Esprili
New member
Bir Okulun Sessiz Koridorlarından: Uzman Öğretmene Derece Kademe Hikayesi
Selam forumdaşlar, bugün sizlere bir haber değil, bir hikâye anlatmak istiyorum. Çünkü bazen yasalar, yönetmelikler ya da maaş kalemleri bile insan hikâyelerine dönüşür.
Kahramanımız bir öğretmen; ama aslında hepimiziz biraz. Adı Elif, 15 yıldır aynı okulun aynı sınıfında, aynı kokuda tebeşir tutan biri. Onun hikâyesinde “uzman öğretmen” unvanı bir cümleden çok daha fazlası: bir mücadele, bir umut, bir bekleyiş. Ve bir de Ali var; aynı okulda çalışan, planlı, stratejik, çözüm arayışını hiç bırakmayan bir erkek öğretmen. Onlar, bir ülkenin eğitim mücadelesinin iki yüzü gibiler.
Elif’in Hikâyesi: Unvan Değil, Emek
Elif, sabahları okulun en erken gelenidir. Elinde termos kahve, sınıfına sessizce girer. Tahtaya günün tarihini yazar, sonra pencereyi açar, tozlu havayı dışarı salar. Yıllardır bu rutin hiç değişmez.
2022’de “uzman öğretmenlik sınavı” duyurulduğunda heyecanlandı. Kütüphaneye koştu, yönetmelikleri okudu, geceleri ders çalıştı. Çocuğu uyurken, kendisi sayfalar arasında kayboldu. Sonunda sınavı kazandı.
Ama ondan sonra gelen sessizlik, en zor kısım oldu. Çünkü sorular başladı:
> “Peki şimdi ne olacak?”
> “Uzman öğretmen oldun ama maaşa, dereceye yansıdı mı?”
> “Derece kademe verilecek mi gerçekten?”
Elif bu soruların arasında sıkıştı kaldı. Cevap ararken kendini karmaşık yönetmelik metinlerinde buldu. Bir yanda umut, diğer yanda hayal kırıklığı.

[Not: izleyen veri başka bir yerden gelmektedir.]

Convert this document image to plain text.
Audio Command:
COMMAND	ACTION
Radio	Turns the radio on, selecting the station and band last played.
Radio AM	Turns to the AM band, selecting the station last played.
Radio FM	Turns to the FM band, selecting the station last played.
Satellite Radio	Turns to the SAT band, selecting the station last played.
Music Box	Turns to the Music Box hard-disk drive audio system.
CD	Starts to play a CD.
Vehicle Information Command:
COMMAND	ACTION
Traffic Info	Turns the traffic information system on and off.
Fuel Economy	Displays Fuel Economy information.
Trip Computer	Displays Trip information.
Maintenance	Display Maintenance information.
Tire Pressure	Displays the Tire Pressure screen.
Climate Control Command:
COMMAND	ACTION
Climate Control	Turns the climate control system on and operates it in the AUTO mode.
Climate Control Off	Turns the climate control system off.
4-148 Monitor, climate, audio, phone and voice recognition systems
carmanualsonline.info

Bir akşam öğretmenler odasında, yorgun bir sesle “Ben artık sadece emek görmek istiyorum” dedi. O an herkes susmuştu.
Ali’nin Yaklaşımı: Strateji, Plan ve Gerçekçilik
Aynı okulda Ali Hoca, Elif’in tam zıttı gibiydi. O, mevzuatın satır aralarında yol bulanlardan. Belgeleri indirir, yönetmelikleri işaretler, Excel tabloları açar.
“Bak Elif,” demişti bir gün, “bu işin mevzuat alt yapısı tam oturmadı. Şu maddede ‘kademe ilerlemesi yapılabilir’ diyor, ama uygulama yönetmeliği yok. Bekleyelim, takipte kalalım.”
Ali, bu cümleleri söylerken sakin ama kararlıydı. Stratejik düşünüyordu: “Hangi kurumdan yazı gelecek, hangi tarihte yürürlüğe girecek?” diye analiz ediyordu.
Ama Elif’in yüzündeki düş kırıklığını görünce, stratejinin duyguları iyileştiremeyeceğini de anlıyordu. Çünkü onun için bu unvan sadece bir “ek gösterge” değil, yılların emeğinin tanınmasıydı.
Öğretmenler Odasında Duyulan Sessizlik
Bir gün okulun koridorlarında dedikodu dolaşmaya başladı:
> “Uzman öğretmenlere kademe verilmeyecekmiş.”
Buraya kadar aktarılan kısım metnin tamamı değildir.